This past week, I turned 40 years old; wow, that’s how long the Israelites wandered in the desert. The number 40 is tied to the themes of “probation, trial, and chastisement.” [1] Hopefully I am on the other side of the probation and chastisement and not just beginning them, yikes!
That got me thinking of how Lehi’s people wandered for 8 years and how “it is the number specially associated with Resurrection and Regeneration, and the beginning of a new era or order.” [2] That makes a lot of sense seeing how they were starting a completely new civilization in the promised land.
Both the 40 and the 8 year periods for these groups could be called a refining time as well. Maybe refining is always necessary before some of the greatest blessings.
God seems to use time, or at least, our heavy observation of it, to refine us. God has allowed years and years to slip away before certain answers to prayers have come.
In retrospect, the answer to one particular prayer would not have been as impactful if I had received it earlier.
Time needed to pass, things needed to happen so that when the answer came, I could understand the full meaning of it. But God doesn’t tell us, “I’ll tell you in X years” or “after this or that happens, then I will tell you.”

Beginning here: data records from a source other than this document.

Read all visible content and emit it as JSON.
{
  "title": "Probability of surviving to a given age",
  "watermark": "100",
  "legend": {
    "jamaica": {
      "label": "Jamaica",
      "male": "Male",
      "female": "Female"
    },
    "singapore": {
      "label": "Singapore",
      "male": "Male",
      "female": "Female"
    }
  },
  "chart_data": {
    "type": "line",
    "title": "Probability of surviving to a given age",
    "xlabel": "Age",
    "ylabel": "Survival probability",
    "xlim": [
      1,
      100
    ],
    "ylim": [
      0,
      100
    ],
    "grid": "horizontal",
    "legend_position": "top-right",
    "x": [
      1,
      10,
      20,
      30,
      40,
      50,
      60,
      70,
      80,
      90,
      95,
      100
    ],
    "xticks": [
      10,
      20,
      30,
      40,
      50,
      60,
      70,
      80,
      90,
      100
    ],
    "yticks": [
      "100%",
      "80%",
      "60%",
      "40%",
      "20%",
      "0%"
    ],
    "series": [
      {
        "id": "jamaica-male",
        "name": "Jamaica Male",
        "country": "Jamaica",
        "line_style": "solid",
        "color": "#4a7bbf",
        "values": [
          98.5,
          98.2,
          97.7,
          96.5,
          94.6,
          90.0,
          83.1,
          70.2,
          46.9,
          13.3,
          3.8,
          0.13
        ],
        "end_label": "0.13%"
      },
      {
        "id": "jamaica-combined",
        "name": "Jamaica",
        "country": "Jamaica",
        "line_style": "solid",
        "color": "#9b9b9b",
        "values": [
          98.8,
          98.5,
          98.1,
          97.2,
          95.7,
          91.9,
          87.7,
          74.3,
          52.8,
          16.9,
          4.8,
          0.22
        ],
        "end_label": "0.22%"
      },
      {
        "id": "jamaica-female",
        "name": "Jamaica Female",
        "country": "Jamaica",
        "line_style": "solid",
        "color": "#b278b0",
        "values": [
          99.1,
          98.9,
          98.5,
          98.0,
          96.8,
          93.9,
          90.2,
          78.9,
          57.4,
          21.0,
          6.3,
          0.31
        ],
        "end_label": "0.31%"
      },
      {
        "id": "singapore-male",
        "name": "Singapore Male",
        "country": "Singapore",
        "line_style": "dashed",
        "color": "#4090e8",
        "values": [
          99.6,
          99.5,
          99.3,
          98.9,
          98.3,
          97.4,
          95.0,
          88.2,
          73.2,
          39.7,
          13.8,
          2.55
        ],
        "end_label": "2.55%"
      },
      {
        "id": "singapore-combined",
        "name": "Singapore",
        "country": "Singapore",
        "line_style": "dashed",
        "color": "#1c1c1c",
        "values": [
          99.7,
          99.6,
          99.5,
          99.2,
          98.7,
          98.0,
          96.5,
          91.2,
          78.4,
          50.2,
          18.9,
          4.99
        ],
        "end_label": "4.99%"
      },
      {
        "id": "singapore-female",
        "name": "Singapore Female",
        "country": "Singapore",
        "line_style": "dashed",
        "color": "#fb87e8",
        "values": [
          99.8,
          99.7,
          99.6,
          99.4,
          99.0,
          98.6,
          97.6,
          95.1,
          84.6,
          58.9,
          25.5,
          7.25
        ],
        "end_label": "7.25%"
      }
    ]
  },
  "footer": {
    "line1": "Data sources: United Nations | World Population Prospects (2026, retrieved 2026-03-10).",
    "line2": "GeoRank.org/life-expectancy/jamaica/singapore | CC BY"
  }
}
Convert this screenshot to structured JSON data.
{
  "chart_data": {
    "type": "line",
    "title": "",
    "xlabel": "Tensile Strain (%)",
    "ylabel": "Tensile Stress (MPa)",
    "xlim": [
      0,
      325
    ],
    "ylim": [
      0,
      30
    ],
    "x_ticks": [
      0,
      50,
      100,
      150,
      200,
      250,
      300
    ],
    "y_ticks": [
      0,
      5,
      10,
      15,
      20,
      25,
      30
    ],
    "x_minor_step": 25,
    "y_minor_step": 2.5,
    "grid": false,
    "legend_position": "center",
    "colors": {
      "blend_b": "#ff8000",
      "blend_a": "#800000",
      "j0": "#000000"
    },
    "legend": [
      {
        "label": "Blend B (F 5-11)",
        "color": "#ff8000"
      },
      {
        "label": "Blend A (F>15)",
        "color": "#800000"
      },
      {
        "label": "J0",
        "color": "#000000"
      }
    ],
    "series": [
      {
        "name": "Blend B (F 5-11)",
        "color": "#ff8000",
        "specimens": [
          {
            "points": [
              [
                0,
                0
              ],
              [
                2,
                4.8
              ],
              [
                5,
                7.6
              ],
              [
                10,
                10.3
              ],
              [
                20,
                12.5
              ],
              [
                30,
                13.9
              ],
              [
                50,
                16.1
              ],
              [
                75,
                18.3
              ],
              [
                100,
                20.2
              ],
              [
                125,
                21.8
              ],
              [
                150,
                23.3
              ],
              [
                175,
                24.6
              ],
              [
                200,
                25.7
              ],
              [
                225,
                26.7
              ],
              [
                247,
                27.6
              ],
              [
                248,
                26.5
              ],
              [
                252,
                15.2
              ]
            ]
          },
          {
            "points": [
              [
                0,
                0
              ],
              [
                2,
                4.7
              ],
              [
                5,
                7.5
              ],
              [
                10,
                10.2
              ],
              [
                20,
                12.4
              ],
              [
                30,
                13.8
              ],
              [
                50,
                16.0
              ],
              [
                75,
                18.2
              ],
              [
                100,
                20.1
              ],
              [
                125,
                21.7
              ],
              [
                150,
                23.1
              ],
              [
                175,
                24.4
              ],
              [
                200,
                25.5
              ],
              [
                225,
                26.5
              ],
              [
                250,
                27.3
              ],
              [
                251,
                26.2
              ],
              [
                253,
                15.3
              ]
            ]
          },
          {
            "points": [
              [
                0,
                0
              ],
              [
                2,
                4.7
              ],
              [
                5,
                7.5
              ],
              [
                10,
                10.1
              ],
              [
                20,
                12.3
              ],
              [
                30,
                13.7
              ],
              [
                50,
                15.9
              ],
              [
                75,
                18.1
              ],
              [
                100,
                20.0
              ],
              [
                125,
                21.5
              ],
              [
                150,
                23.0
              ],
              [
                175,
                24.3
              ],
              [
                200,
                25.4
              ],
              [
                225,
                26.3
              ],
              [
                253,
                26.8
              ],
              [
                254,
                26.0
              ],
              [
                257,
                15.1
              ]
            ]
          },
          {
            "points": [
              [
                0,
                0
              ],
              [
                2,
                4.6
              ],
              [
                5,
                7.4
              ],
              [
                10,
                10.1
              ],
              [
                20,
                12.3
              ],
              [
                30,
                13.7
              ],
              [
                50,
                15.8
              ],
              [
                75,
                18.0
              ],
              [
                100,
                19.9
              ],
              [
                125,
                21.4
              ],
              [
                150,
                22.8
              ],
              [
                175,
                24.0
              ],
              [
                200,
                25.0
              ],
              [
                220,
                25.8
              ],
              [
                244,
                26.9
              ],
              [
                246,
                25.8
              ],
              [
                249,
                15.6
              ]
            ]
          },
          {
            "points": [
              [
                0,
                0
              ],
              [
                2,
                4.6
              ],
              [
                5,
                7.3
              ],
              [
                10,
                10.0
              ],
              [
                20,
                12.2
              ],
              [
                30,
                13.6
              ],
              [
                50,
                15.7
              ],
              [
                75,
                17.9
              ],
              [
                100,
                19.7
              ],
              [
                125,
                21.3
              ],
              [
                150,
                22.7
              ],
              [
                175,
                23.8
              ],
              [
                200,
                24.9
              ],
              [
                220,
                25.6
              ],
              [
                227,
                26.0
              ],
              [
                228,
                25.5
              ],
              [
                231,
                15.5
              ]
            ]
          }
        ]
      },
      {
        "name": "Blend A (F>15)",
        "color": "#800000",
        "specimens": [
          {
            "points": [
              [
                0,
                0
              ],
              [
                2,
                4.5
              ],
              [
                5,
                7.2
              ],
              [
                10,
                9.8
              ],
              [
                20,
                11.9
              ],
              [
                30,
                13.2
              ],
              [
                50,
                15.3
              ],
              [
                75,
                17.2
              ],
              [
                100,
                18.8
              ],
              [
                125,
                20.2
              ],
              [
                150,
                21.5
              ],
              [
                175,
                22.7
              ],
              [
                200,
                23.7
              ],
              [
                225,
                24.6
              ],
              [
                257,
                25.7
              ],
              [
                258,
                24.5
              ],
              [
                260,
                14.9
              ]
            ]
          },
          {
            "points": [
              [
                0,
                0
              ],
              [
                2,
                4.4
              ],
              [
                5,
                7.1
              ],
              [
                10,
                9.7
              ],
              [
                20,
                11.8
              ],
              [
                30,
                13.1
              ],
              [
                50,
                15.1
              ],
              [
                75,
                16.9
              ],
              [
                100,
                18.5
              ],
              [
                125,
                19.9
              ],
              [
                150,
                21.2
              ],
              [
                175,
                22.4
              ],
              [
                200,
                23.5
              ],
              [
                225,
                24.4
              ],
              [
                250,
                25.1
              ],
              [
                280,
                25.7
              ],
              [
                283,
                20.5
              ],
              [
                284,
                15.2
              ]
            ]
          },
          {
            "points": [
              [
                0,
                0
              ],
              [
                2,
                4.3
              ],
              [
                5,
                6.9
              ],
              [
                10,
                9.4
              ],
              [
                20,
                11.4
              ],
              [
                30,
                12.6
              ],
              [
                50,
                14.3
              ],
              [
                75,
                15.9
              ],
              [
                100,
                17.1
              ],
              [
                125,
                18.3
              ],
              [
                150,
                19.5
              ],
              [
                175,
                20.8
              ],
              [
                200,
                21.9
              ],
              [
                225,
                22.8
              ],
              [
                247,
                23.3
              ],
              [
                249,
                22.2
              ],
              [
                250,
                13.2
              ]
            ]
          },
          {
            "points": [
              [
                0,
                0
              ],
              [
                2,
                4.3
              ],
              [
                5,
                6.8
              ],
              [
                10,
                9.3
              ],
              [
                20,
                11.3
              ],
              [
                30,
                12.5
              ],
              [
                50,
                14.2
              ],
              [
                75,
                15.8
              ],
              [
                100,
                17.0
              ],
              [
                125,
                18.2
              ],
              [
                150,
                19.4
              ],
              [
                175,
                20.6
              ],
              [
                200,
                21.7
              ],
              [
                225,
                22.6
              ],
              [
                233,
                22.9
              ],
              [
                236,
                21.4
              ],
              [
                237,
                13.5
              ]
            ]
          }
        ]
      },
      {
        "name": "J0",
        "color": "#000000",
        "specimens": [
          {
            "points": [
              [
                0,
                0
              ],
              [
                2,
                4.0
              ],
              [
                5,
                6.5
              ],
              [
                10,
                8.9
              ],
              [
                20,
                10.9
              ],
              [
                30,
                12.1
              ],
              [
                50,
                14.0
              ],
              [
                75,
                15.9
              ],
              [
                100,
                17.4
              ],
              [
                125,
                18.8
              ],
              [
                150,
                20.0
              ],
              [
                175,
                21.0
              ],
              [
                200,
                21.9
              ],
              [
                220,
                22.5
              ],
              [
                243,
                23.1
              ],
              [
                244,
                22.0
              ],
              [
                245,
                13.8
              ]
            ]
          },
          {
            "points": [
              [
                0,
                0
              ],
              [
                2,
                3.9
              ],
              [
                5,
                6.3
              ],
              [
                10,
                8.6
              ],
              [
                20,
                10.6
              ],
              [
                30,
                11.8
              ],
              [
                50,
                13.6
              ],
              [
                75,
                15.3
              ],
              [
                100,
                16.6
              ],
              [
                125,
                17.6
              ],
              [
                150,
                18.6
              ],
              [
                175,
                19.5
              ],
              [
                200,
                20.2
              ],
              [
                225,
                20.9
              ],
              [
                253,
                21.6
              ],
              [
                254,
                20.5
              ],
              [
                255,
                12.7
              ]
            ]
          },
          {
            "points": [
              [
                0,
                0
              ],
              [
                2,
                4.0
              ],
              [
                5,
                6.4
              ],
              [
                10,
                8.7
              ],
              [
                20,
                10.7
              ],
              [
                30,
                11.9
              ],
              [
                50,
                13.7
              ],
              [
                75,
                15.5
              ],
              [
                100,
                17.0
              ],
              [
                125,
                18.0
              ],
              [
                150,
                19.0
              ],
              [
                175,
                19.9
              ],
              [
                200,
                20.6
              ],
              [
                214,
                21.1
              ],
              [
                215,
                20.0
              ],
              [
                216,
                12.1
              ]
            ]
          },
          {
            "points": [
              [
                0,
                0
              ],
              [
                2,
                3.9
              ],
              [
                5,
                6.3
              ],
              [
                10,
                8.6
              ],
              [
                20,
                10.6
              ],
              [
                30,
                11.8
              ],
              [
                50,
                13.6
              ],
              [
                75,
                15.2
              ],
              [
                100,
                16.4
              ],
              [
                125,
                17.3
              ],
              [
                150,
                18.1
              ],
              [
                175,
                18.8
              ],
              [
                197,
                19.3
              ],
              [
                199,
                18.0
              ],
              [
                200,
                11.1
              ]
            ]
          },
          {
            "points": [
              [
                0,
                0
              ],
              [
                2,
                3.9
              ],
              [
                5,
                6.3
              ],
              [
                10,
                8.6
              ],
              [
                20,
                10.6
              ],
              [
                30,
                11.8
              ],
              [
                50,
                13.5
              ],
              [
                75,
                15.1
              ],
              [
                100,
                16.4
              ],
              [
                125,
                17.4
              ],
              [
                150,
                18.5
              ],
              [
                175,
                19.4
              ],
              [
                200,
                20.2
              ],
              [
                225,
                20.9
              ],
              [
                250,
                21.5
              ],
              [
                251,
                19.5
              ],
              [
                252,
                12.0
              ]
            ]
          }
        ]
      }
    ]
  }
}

I don’t think he tells us this because he doesn’t need to, he’s God and we just need to discover ways to know and trust him. I think life is perfectly configured for just that.
In my early years, it was all youth and no wisdom and near the end, it will be all wisdom and no youth. Here at 40 years old, maybe my youth to wisdom ratio is close to even. I’m young enough to still have fun but old enough not to try anything too stupid.
While I have come a long way, I feel like I am just beginning a new journey. I am looking forward to the future, seeing my kids grow up, experiencing new things, deepening my relationship with God, and whatever surprises manifest themselves.